Researchers studied 2,722 women with an average age of 78, following them for an average of 4.9 years. After adjusting for weight, diet, smoking and other health behaviors, they found that S.S.R.I. users had an average hip bone density decrease of 0.82 percent per year, compared with 0.47 percent per year in nonusers. Decreases among women who used tricyclic antidepressants, an older type, were the same as among those who used no antidepressants at all.

The authors acknowledge that depression itself may be linked to bone density loss, and they emphasize that their findings cannot be generalized to other populations.

In a second study, of 5,995 men 65 and older, bone mineral density was 3.9 percent lower at the hip and 5.9 percent lower at the lumbar spine in men who used the drugs compared with those who did not. In that study, however, only 160 men were using S.S.R.I.’s, a percentage smaller than in the general population, and the results are based on a single analysis, not progression over time.

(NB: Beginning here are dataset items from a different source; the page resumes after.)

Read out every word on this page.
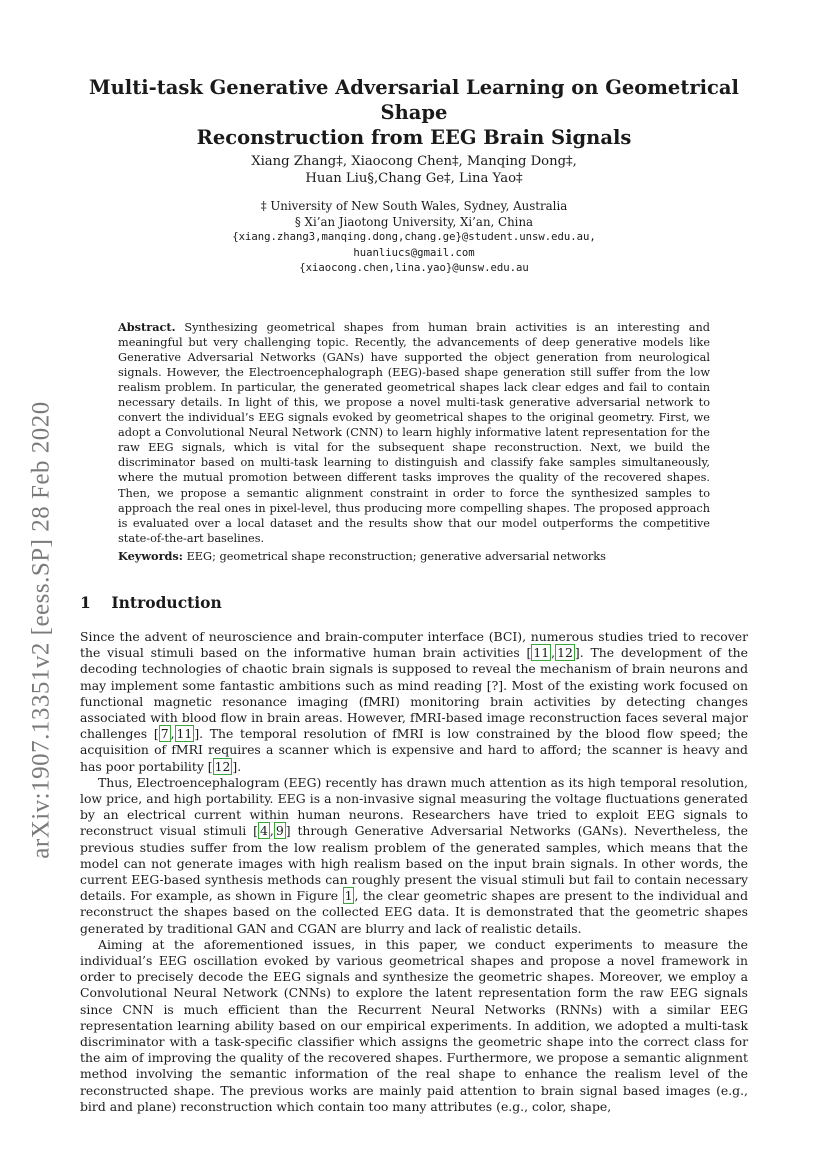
arXiv:1907.13351v2 [eess.SP] 28 Feb 2020
Multi-task Generative Adversarial Learning on Geometrical Shape
Reconstruction from EEG Brain Signals
Xiang Zhang‡, Xiaocong Chen‡, Manqing Dong‡,
Huan Liu§,Chang Ge‡, Lina Yao‡
‡ University of New South Wales, Sydney, Australia
§ Xi’an Jiaotong University, Xi’an, China
{xiang.zhang3,manqing.dong,chang.ge}@student.unsw.edu.au,
huanliucs@gmail.com
{xiaocong.chen,lina.yao}@unsw.edu.au
Abstract. Synthesizing geometrical shapes from human brain activities is an interesting and meaningful but very challenging topic. Recently, the advancements of deep generative models like Generative Adversarial Networks (GANs) have supported the object generation from neurological signals. However, the Electroencephalograph (EEG)-based shape generation still suffer from the low realism problem. In particular, the generated geometrical shapes lack clear edges and fail to contain necessary details. In light of this, we propose a novel multi-task generative adversarial network to convert the individual’s EEG signals evoked by geometrical shapes to the original geometry. First, we adopt a Convolutional Neural Network (CNN) to learn highly informative latent representation for the raw EEG signals, which is vital for the subsequent shape reconstruction. Next, we build the discriminator based on multi-task learning to distinguish and classify fake samples simultaneously, where the mutual promotion between different tasks improves the quality of the recovered shapes. Then, we propose a semantic alignment constraint in order to force the synthesized samples to approach the real ones in pixel-level, thus producing more compelling shapes. The proposed approach is evaluated over a local dataset and the results show that our model outperforms the competitive state-of-the-art baselines.
Keywords: EEG; geometrical shape reconstruction; generative adversarial networks
1 Introduction

Since the advent of neuroscience and brain-computer interface (BCI), numerous studies tried to recover the visual stimuli based on the informative human brain activities [ 11 , 12 ]. The development of the decoding technologies of chaotic brain signals is supposed to reveal the mechanism of brain neurons and may implement some fantastic ambitions such as mind reading [?]. Most of the existing work focused on functional magnetic resonance imaging (fMRI) monitoring brain activities by detecting changes associated with blood flow in brain areas. However, fMRI-based image reconstruction faces several major challenges [ 7 , 11 ]. The temporal resolution of fMRI is low constrained by the blood flow speed; the acquisition of fMRI requires a scanner which is expensive and hard to afford; the scanner is heavy and has poor portability [ 12 ].

Thus, Electroencephalogram (EEG) recently has drawn much attention as its high temporal resolution, low price, and high portability. EEG is a non-invasive signal measuring the voltage fluctuations generated by an electrical current within human neurons. Researchers have tried to exploit EEG signals to reconstruct visual stimuli [ 4 , 9 ] through Generative Adversarial Networks (GANs). Nevertheless, the previous studies suffer from the low realism problem of the generated samples, which means that the model can not generate images with high realism based on the input brain signals. In other words, the current EEG-based synthesis methods can roughly present the visual stimuli but fail to contain necessary details. For example, as shown in Figure 1 , the clear geometric shapes are present to the individual and reconstruct the shapes based on the collected EEG data. It is demonstrated that the geometric shapes generated by traditional GAN and CGAN are blurry and lack of realistic details.

Aiming at the aforementioned issues, in this paper, we conduct experiments to measure the individual’s EEG oscillation evoked by various geometrical shapes and propose a novel framework in order to precisely decode the EEG signals and synthesize the geometric shapes. Moreover, we employ a Convolutional Neural Network (CNNs) to explore the latent representation form the raw EEG signals since CNN is much efficient than the Recurrent Neural Networks (RNNs) with a similar EEG representation learning ability based on our empirical experiments. In addition, we adopted a multi-task discriminator with a task-specific classifier which assigns the geometric shape into the correct class for the aim of improving the quality of the recovered shapes. Furthermore, we propose a semantic alignment method involving the semantic information of the real shape to enhance the realism level of the reconstructed shape. The previous works are mainly paid attention to brain signal based images (e.g., bird and plane) reconstruction which contain too many attributes (e.g., color, shape,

“These studies don’t prove a cause and effect relationship between S.S.R.I.’s and bone loss,” said Dr. Elizabeth Haney, the lead author of the second paper and an assistant professor of medicine at Oregon Health and Science University . And she added that no one should stop taking antidepressants based on these findings.

Both studies appear in the June 25 issue of The Archives of Internal Medicine.